It was the month of Nisan in the twentieth year Artaxerxes was king. He wanted some wine, so I took some and gave it to the king. I had not been sad in his presence before.
So the king said, "Why does your face look sad even though you are not sick? Your heart must be sad." Then I was very afraid.
I said to the king, "May the king live forever! My face is sad because the city where my ancestors are buried lies in ruins, and its gates have been destroyed by fire."
Then the king said to me, "What do you want?" First I prayed to the God of heaven.
Then I answered the king, "If you are willing and if I have pleased you, send me to the city in Judah where my ancestors are buried so I can rebuild it."
The queen was sitting next to the king.

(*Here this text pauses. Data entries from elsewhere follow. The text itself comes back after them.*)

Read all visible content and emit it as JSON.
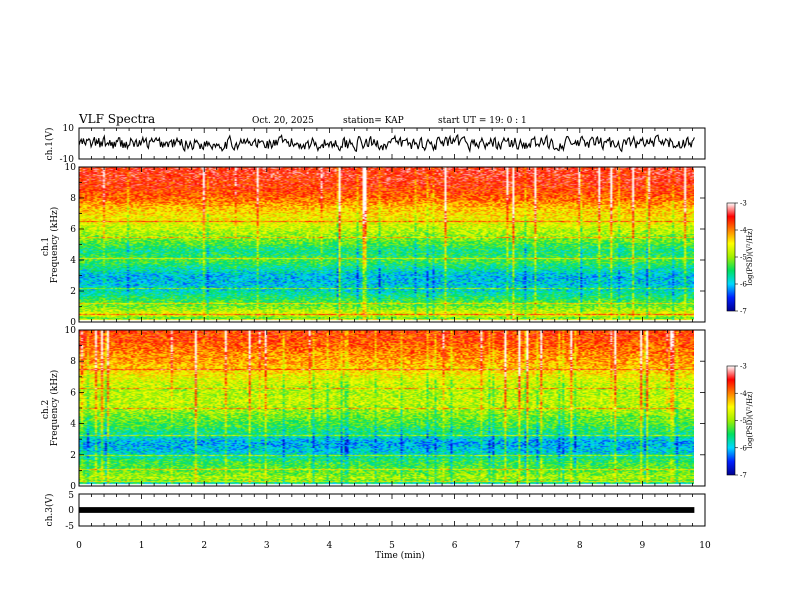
{
  "header": {
    "title": "VLF Spectra",
    "date": "Oct. 20, 2025",
    "station": "station= KAP",
    "start": "start  UT  =    19: 0  : 1"
  },
  "chart_data": [
    {
      "id": "ch1-waveform",
      "type": "line",
      "ylabel": "ch.1(V)",
      "ylim": [
        -10,
        10
      ],
      "yticks": [
        "10",
        "-10"
      ],
      "xlim": [
        0,
        10
      ],
      "data_end": 9.83,
      "samples": 560,
      "amplitude": 3.5,
      "series_color": "#000000"
    },
    {
      "id": "ch1-spectrogram",
      "type": "heatmap",
      "ylabel": "ch.1\nFrequency (kHz)",
      "ylim": [
        0,
        10
      ],
      "yticks": [
        "0",
        "2",
        "4",
        "6",
        "8",
        "10"
      ],
      "xlim": [
        0,
        10
      ],
      "data_end": 9.83,
      "colorbar": {
        "label": "log(PSD)(V²/Hz)",
        "range": [
          -7,
          -3
        ],
        "ticks": [
          "-3",
          "-4",
          "-5",
          "-6",
          "-7"
        ],
        "colors": [
          "#000090",
          "#0020ff",
          "#00d8ff",
          "#00e060",
          "#a0f000",
          "#ffff00",
          "#ff8000",
          "#ff0000",
          "#ffffff"
        ]
      },
      "band_profile": [
        {
          "f": 0.0,
          "v": -5.9
        },
        {
          "f": 0.5,
          "v": -4.6
        },
        {
          "f": 1.0,
          "v": -5.1
        },
        {
          "f": 1.6,
          "v": -5.5
        },
        {
          "f": 2.2,
          "v": -5.9
        },
        {
          "f": 3.0,
          "v": -6.0
        },
        {
          "f": 3.6,
          "v": -5.6
        },
        {
          "f": 4.0,
          "v": -5.3
        },
        {
          "f": 4.6,
          "v": -5.6
        },
        {
          "f": 5.2,
          "v": -5.2
        },
        {
          "f": 5.8,
          "v": -4.9
        },
        {
          "f": 6.5,
          "v": -4.6
        },
        {
          "f": 7.3,
          "v": -4.3
        },
        {
          "f": 8.0,
          "v": -3.9
        },
        {
          "f": 9.0,
          "v": -3.6
        },
        {
          "f": 10.0,
          "v": -3.5
        }
      ],
      "lines_khz": [
        0.2,
        0.5,
        1.2,
        2.2,
        4.1,
        5.5,
        6.5
      ]
    },
    {
      "id": "ch2-spectrogram",
      "type": "heatmap",
      "ylabel": "ch.2\nFrequency (kHz)",
      "ylim": [
        0,
        10
      ],
      "yticks": [
        "0",
        "2",
        "4",
        "6",
        "8",
        "10"
      ],
      "xlim": [
        0,
        10
      ],
      "data_end": 9.83,
      "colorbar": {
        "label": "log(PSD)(V²/Hz)",
        "range": [
          -7,
          -3
        ],
        "ticks": [
          "-3",
          "-4",
          "-5",
          "-6",
          "-7"
        ],
        "colors": [
          "#000090",
          "#0020ff",
          "#00d8ff",
          "#00e060",
          "#a0f000",
          "#ffff00",
          "#ff8000",
          "#ff0000",
          "#ffffff"
        ]
      },
      "band_profile": [
        {
          "f": 0.0,
          "v": -6.2
        },
        {
          "f": 0.5,
          "v": -4.9
        },
        {
          "f": 1.0,
          "v": -5.2
        },
        {
          "f": 1.6,
          "v": -5.4
        },
        {
          "f": 2.2,
          "v": -5.9
        },
        {
          "f": 2.8,
          "v": -6.1
        },
        {
          "f": 3.4,
          "v": -5.6
        },
        {
          "f": 4.0,
          "v": -5.3
        },
        {
          "f": 4.8,
          "v": -5.0
        },
        {
          "f": 5.4,
          "v": -4.8
        },
        {
          "f": 6.2,
          "v": -4.9
        },
        {
          "f": 7.0,
          "v": -4.6
        },
        {
          "f": 7.8,
          "v": -4.2
        },
        {
          "f": 8.6,
          "v": -4.0
        },
        {
          "f": 9.3,
          "v": -3.8
        },
        {
          "f": 10.0,
          "v": -3.7
        }
      ],
      "lines_khz": [
        0.3,
        1.1,
        2.0,
        3.3,
        5.0,
        6.3,
        7.5
      ]
    },
    {
      "id": "ch3-waveform",
      "type": "line",
      "ylabel": "ch.3(V)",
      "ylim": [
        -5,
        5
      ],
      "yticks": [
        "5",
        "0",
        "-5"
      ],
      "xlim": [
        0,
        10
      ],
      "data_end": 9.83,
      "level": 0,
      "amplitude": 0.45,
      "series_color": "#000000"
    }
  ],
  "time_axis": {
    "label": "Time (min)",
    "ticks": [
      "0",
      "1",
      "2",
      "3",
      "4",
      "5",
      "6",
      "7",
      "8",
      "9",
      "10"
    ]
  }
}
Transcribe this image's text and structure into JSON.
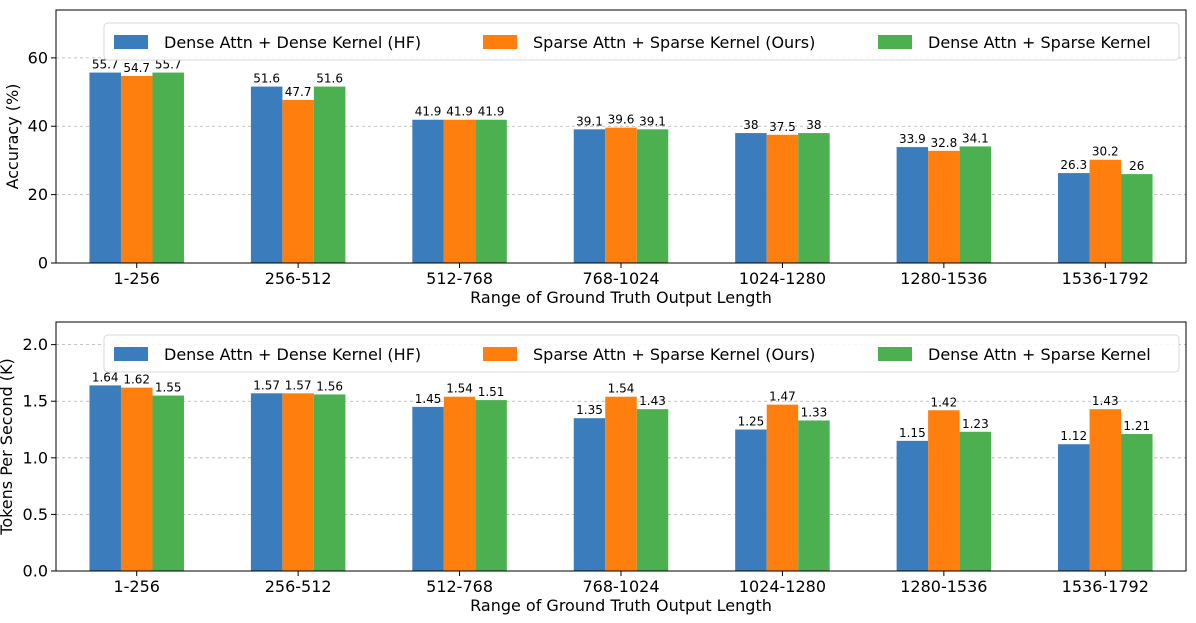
{
  "chart_data": [
    {
      "type": "bar",
      "categories": [
        "1-256",
        "256-512",
        "512-768",
        "768-1024",
        "1024-1280",
        "1280-1536",
        "1536-1792"
      ],
      "series": [
        {
          "name": "Dense Attn + Dense Kernel (HF)",
          "color": "#3a7cbc",
          "values": [
            55.7,
            51.6,
            41.9,
            39.1,
            38,
            33.9,
            26.3
          ],
          "labels": [
            "55.7",
            "51.6",
            "41.9",
            "39.1",
            "38",
            "33.9",
            "26.3"
          ]
        },
        {
          "name": "Sparse Attn + Sparse Kernel (Ours)",
          "color": "#ff7f0e",
          "values": [
            54.7,
            47.7,
            41.9,
            39.6,
            37.5,
            32.8,
            30.2
          ],
          "labels": [
            "54.7",
            "47.7",
            "41.9",
            "39.6",
            "37.5",
            "32.8",
            "30.2"
          ]
        },
        {
          "name": "Dense Attn + Sparse Kernel",
          "color": "#4caf50",
          "values": [
            55.7,
            51.6,
            41.9,
            39.1,
            38,
            34.1,
            26
          ],
          "labels": [
            "55.7",
            "51.6",
            "41.9",
            "39.1",
            "38",
            "34.1",
            "26"
          ]
        }
      ],
      "xlabel": "Range of Ground Truth Output Length",
      "ylabel": "Accuracy (%)",
      "ylim": [
        0,
        74
      ],
      "yticks": [
        0,
        20,
        40,
        60
      ],
      "ytick_labels": [
        "0",
        "20",
        "40",
        "60"
      ],
      "grid": true,
      "legend_position": "top"
    },
    {
      "type": "bar",
      "categories": [
        "1-256",
        "256-512",
        "512-768",
        "768-1024",
        "1024-1280",
        "1280-1536",
        "1536-1792"
      ],
      "series": [
        {
          "name": "Dense Attn + Dense Kernel (HF)",
          "color": "#3a7cbc",
          "values": [
            1.64,
            1.57,
            1.45,
            1.35,
            1.25,
            1.15,
            1.12
          ],
          "labels": [
            "1.64",
            "1.57",
            "1.45",
            "1.35",
            "1.25",
            "1.15",
            "1.12"
          ]
        },
        {
          "name": "Sparse Attn + Sparse Kernel (Ours)",
          "color": "#ff7f0e",
          "values": [
            1.62,
            1.57,
            1.54,
            1.54,
            1.47,
            1.42,
            1.43
          ],
          "labels": [
            "1.62",
            "1.57",
            "1.54",
            "1.54",
            "1.47",
            "1.42",
            "1.43"
          ]
        },
        {
          "name": "Dense Attn + Sparse Kernel",
          "color": "#4caf50",
          "values": [
            1.55,
            1.56,
            1.51,
            1.43,
            1.33,
            1.23,
            1.21
          ],
          "labels": [
            "1.55",
            "1.56",
            "1.51",
            "1.43",
            "1.33",
            "1.23",
            "1.21"
          ]
        }
      ],
      "xlabel": "Range of Ground Truth Output Length",
      "ylabel": "Tokens Per Second (K)",
      "ylim": [
        0,
        2.2
      ],
      "yticks": [
        0,
        0.5,
        1.0,
        1.5,
        2.0
      ],
      "ytick_labels": [
        "0.0",
        "0.5",
        "1.0",
        "1.5",
        "2.0"
      ],
      "grid": true,
      "legend_position": "top"
    }
  ]
}
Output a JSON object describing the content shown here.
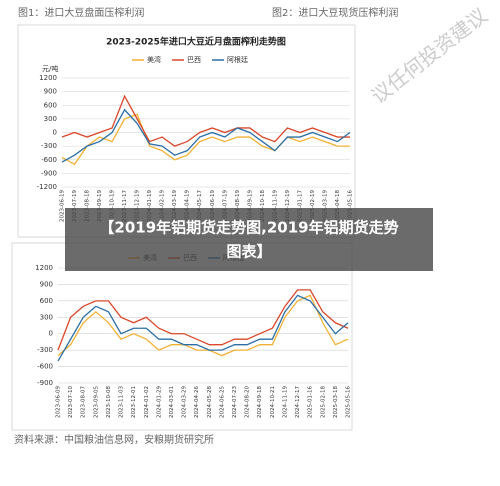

He asked me, "How long will your trip take, and when will you get back?" It pleased the king to send me, so I set a time.
I also said to him, "If you are willing, give me letters for the governors of Trans-Euphrates. Tell them to let me pass safely through their lands on my way to Judah.
And may I have a letter for Asaph, the keeper of the king's forest, telling him to give me timber? I will need it to make boards for the gates of the palace, which is by the Temple, and for the city wall, and for the house in which I will live." So the king gave me the letters, because God was showing kindness to me.
Then I went to the governors of Trans-Euphrates and gave them the king's letters. The king had also sent army officers and soldiers on horses with me.
When Sanballat the Horonite and Tobiah the Ammonite officer heard about this, they were upset that someone had come to help the Israelites.
I went to Jerusalem and stayed there three days.
Then at night I started out with a few men. I had not told anyone what God had caused me to do for Jerusalem. There were no animals with me except the one I was riding.
I went out at night through the Valley Gate. I rode toward the Dragon Well and the Trash Gate, inspecting the walls of Jerusalem that had been broken down and the gates that had been destroyed by fire.
Then I rode on toward the Fountain Gate and the King's Pool, but there was not enough room for the animal I was riding to pass through.
So I went up the valley at night, inspecting the wall. Finally, I turned and went back in through the Valley Gate.
The guards did not know where I had gone or what I was doing. I had not yet said anything to the Jewish people, the priests, the important men, the officers, or any of the others who would do the work.
Then I said to them, "You can see the trouble we have here. Jerusalem is a pile of ruins, and its gates have been burned. Come, let's rebuild the wall of Jerusalem so we won't be full of shame any longer."
I also told them how God had been kind to me and what the king had said to me. Then they answered, "Let's start rebuilding." So they began to work hard.
But when Sanballat the Horonite, Tobiah the Ammonite officer, and Geshem the Arab heard about it, they made fun of us and laughed at us. They said, "What are you doing? Are you turning against the king?"
But I answered them, "The God of heaven will give us success. We, his servants, will start rebuilding, but you have no share, claim, or memorial in Jerusalem."